Soit globalement ce que le spectateur avait déjà compris rien qu'en voyant l'affiche. Si c'est pour en rester à de telles évidences autant assumer à fond le côté purement métaphorique du film et laisser une fin plus vague et/ou plus symbolique.
The Belko Experiment oublie donc lui aussi le pouvoir d'évocation du Cinéma et jette aux orties la fable, l'allégorie, le jeu de miroirs déformants pour s'ancrer de façon complètement absurde dans une certaine exigence de réel. Probablement la dernière chose à faire avec un film avec un tel postulat de départ.
La seconde erreur est peut-être plus dévastatrice encore. Dans un élan de facilité et, disons-le, de connerie le film se termine sur l'image de Mike Milch, fusil d'assaut encore fumant à la main, triomphant par le sang de ses oppresseurs. Il est seul mais il a gagné et, encore plus important, il a vengé ses amis.

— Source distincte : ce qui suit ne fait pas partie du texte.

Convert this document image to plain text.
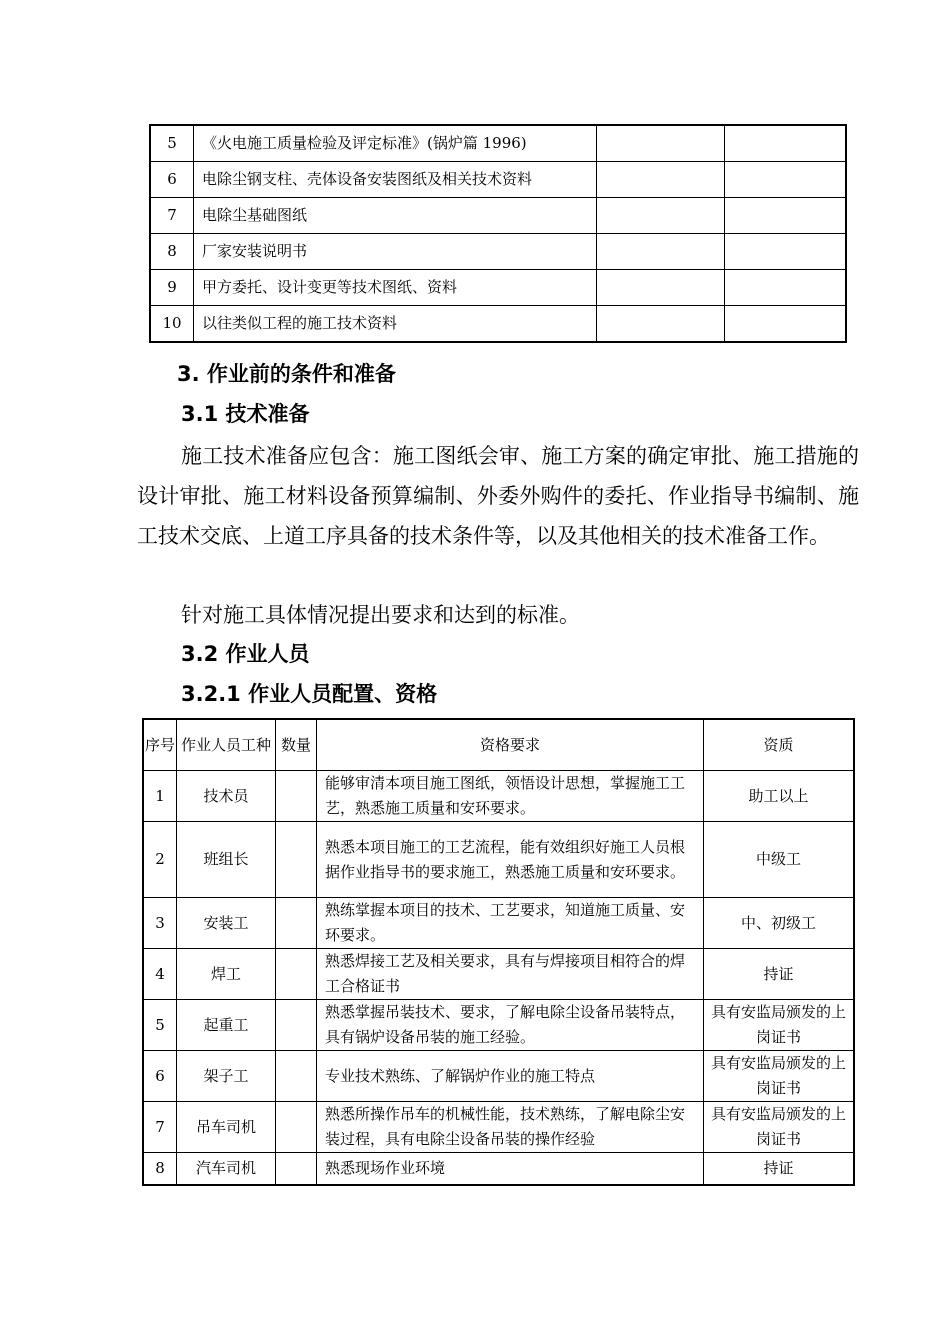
5	《火电施工质量检验及评定标准》(锅炉篇 1996)		
6	电除尘钢支柱、壳体设备安装图纸及相关技术资料		
7	电除尘基础图纸		
8	厂家安装说明书		
9	甲方委托、设计变更等技术图纸、资料		
10	以往类似工程的施工技术资料		
3. 作业前的条件和准备
3.1 技术准备
施工技术准备应包含：施工图纸会审、施工方案的确定审批、施工措施的设计审批、施工材料设备预算编制、外委外购件的委托、作业指导书编制、施工技术交底、上道工序具备的技术条件等，以及其他相关的技术准备工作。
针对施工具体情况提出要求和达到的标准。
3.2 作业人员
3.2.1 作业人员配置、资格
序号	作业人员工种	数量	资格要求	资质
1	技术员		能够审清本项目施工图纸，领悟设计思想，掌握施工工艺，熟悉施工质量和安环要求。	助工以上
2	班组长		熟悉本项目施工的工艺流程，能有效组织好施工人员根据作业指导书的要求施工，熟悉施工质量和安环要求。	中级工
3	安装工		熟练掌握本项目的技术、工艺要求，知道施工质量、安环要求。	中、初级工
4	焊工		熟悉焊接工艺及相关要求，具有与焊接项目相符合的焊工合格证书	持证
5	起重工		熟悉掌握吊装技术、要求，了解电除尘设备吊装特点，具有锅炉设备吊装的施工经验。	具有安监局颁发的上岗证书
6	架子工		专业技术熟练、了解锅炉作业的施工特点	具有安监局颁发的上岗证书
7	吊车司机		熟悉所操作吊车的机械性能，技术熟练，了解电除尘安装过程，具有电除尘设备吊装的操作经验	具有安监局颁发的上岗证书
8	汽车司机		熟悉现场作业环境	持证
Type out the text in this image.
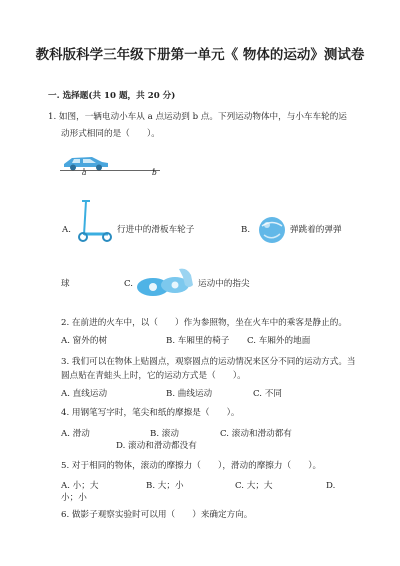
教科版科学三年级下册第一单元《 物体的运动》测试卷
一. 选择题(共 10 题，共 20 分)
1. 如图，一辆电动小车从 a 点运动到 b 点。下列运动物体中，与小车车轮的运
动形式相同的是（　　）。
a	b
A.	行进中的滑板车轮子	B.	弹跳着的弹弹
球	C.	运动中的指尖
2. 在前进的火车中，以（　　）作为参照物，坐在火车中的乘客是静止的。
A. 窗外的树	B. 车厢里的椅子 C. 车厢外的地面
3. 我们可以在物体上贴圆点，观察圆点的运动情况来区分不同的运动方式。当
圆点贴在青蛙头上时，它的运动方式是（　　）。
A. 直线运动	B. 曲线运动	C. 不同
4. 用钢笔写字时，笔尖和纸的摩擦是（　　）。
A. 滑动	B. 滚动	C. 滚动和滑动都有
D. 滚动和滑动都没有
5. 对于相同的物体，滚动的摩擦力（　　），滑动的摩擦力（　　）。
A. 小；大	B. 大；小	C. 大；大	D.
小；小
6. 做影子观察实验时可以用（　　）来确定方向。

Le scénario ne cherche même pas l'ambiguïté avec cette fin. Il n'essaye pas de nous montrer que l'évolution de Milch l'entraîne vers un degré supérieur de terreur, comme pouvait le faire la magnifique conclusion du Rollerball de Jewison ou celle des Chiens de paille de Peckinpah, où il serait devenu une menace, fruit du système malsain décrit tout le long du film, encore plus effroyable que ce qu'on a vu jusque là. Non, on nous le montre soulagé, chacun de ses actes de violence est nécessaire, il ne tue que les salauds, il rend la justice façon Charles Bronson. C'est un héros et il parvient à ce statut en suivant les règles et en acceptant la violence. Le système aussi impitoyable soit-il est, au bout du compte, juste et source de satisfaction. Une conclusion cathartique complètement débile qui valide tout les mécanismes que le film s'échine pourtant à démonter. En effet, le produit final du système n'est autre que la justice, les plus méritants sont récompensés et les méchants sont punis. Par ricochet ça justifie tous les sacrifices.

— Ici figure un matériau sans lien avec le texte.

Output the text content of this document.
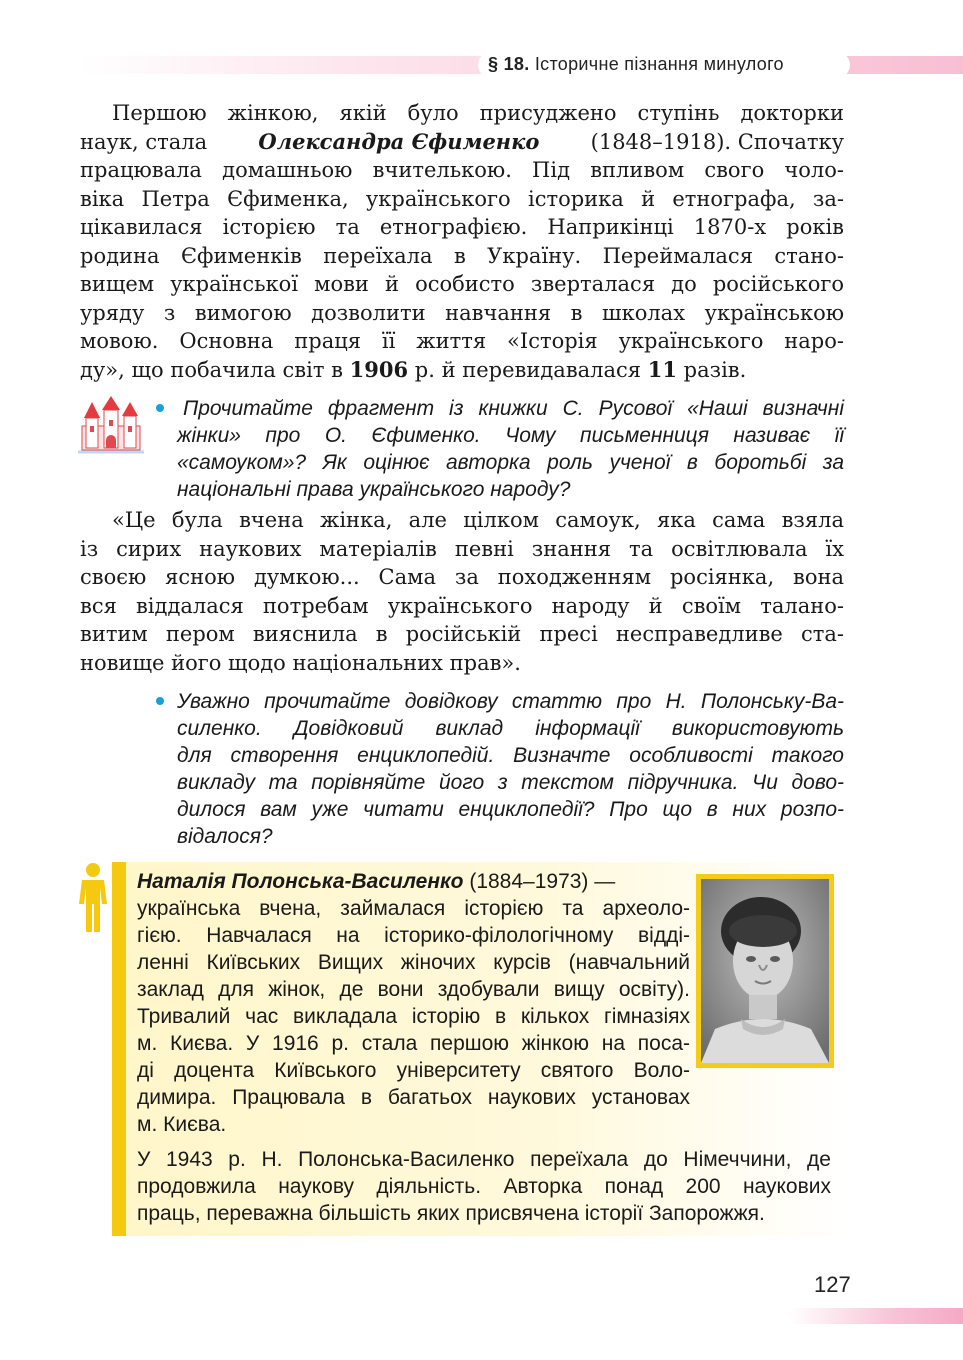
§ 18. Історичне пізнання минулого
Першою жінкою, якій було присуджено ступінь докторки
наук, стала Олександра Єфименко (1848–1918). Спочатку
працювала домашньою вчителькою. Під впливом свого чоло-
віка Петра Єфименка, українського історика й етнографа, за-
цікавилася історією та етнографією. Наприкінці 1870-х років
родина Єфименків переїхала в Україну. Переймалася стано-
вищем української мови й особисто зверталася до російського
уряду з вимогою дозволити навчання в школах українською
мовою. Основна праця її життя «Історія українського наро-
ду», що побачила світ в 1906 р. й перевидавалася 11 разів.
Прочитайте фрагмент із книжки С. Русової «Наші визначні
жінки» про О. Єфименко. Чому письменниця називає її
«самоуком»? Як оцінює авторка роль ученої в боротьбі за
національні права українського народу?
«Це була вчена жінка, але цілком самоук, яка сама взяла
із сирих наукових матеріалів певні знання та освітлювала їх
своєю ясною думкою... Сама за походженням росіянка, вона
вся віддалася потребам українського народу й своїм талано-
витим пером вияснила в російській пресі несправедливе ста-
новище його щодо національних прав».
Уважно прочитайте довідкову статтю про Н. Полонську-Ва-
силенко. Довідковий виклад інформації використовують
для створення енциклопедій. Визначте особливості такого
викладу та порівняйте його з текстом підручника. Чи дово-
дилося вам уже читати енциклопедії? Про що в них розпо-
відалося?
Наталія Полонська-Василенко (1884–1973) —
українська вчена, займалася історією та археоло-
гією. Навчалася на історико-філологічному відді-
ленні Київських Вищих жіночих курсів (навчальний
заклад для жінок, де вони здобували вищу освіту).
Тривалий час викладала історію в кількох гімназіях
м. Києва. У 1916 р. стала першою жінкою на поса-
ді доцента Київського університету святого Воло-
димира. Працювала в багатьох наукових установах
м. Києва.
У 1943 р. Н. Полонська-Василенко переїхала до Німеччини, де
продовжила наукову діяльність. Авторка понад 200 наукових
праць, переважна більшість яких присвячена історії Запорожжя.
127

Ce plongeon final dans la bêtise crasse aurait pourtant facilement pu être évité, le dernier acte met en place différents éléments pouvant amené à des fins beaucoup plus malines ou, en tout cas, assurément moins nauséabondes. On aurait même pu envisager un sacrifice final romantique à base de suicide au sein du couple Mike/Léandra par exemple. Mais on aurait pu surtout utiliser le personnage de Léandra, qui est en effet mortellement blessée; pour tuer le dernier vilain (surtout que ça aurait été cohérent avec son arc narratif) avant de la voir mourir de ses blessures; laissant ainsi Mike Milch dernier survivant de l'expérience avec... zéro mort à son actif.
Il y avait dans cette possibilité, cohérente à la fois avec les rebondissements du dernier acte et avec l'arc narratif de Mike Milch, un niveau d'ironie bien plus puissant que ce que le scénario nous propose finalement. Cette fin aurait jeté alors un tout autre regard sur les événements et le bien fondé de cette cruelle expérience. Malheureusement The Belko Experiement tombe dans le piège de sa propre bêtise. Un piège qu'avait su évité un autre modèle du film de Greg McLean, le sympathique La cabane dans les bois qui explorait avec une certaine intelligence la relation entre la violence à l'écran et le plaisir pervers des spectateurs. Un bon gros ratage dans les règles de l'art.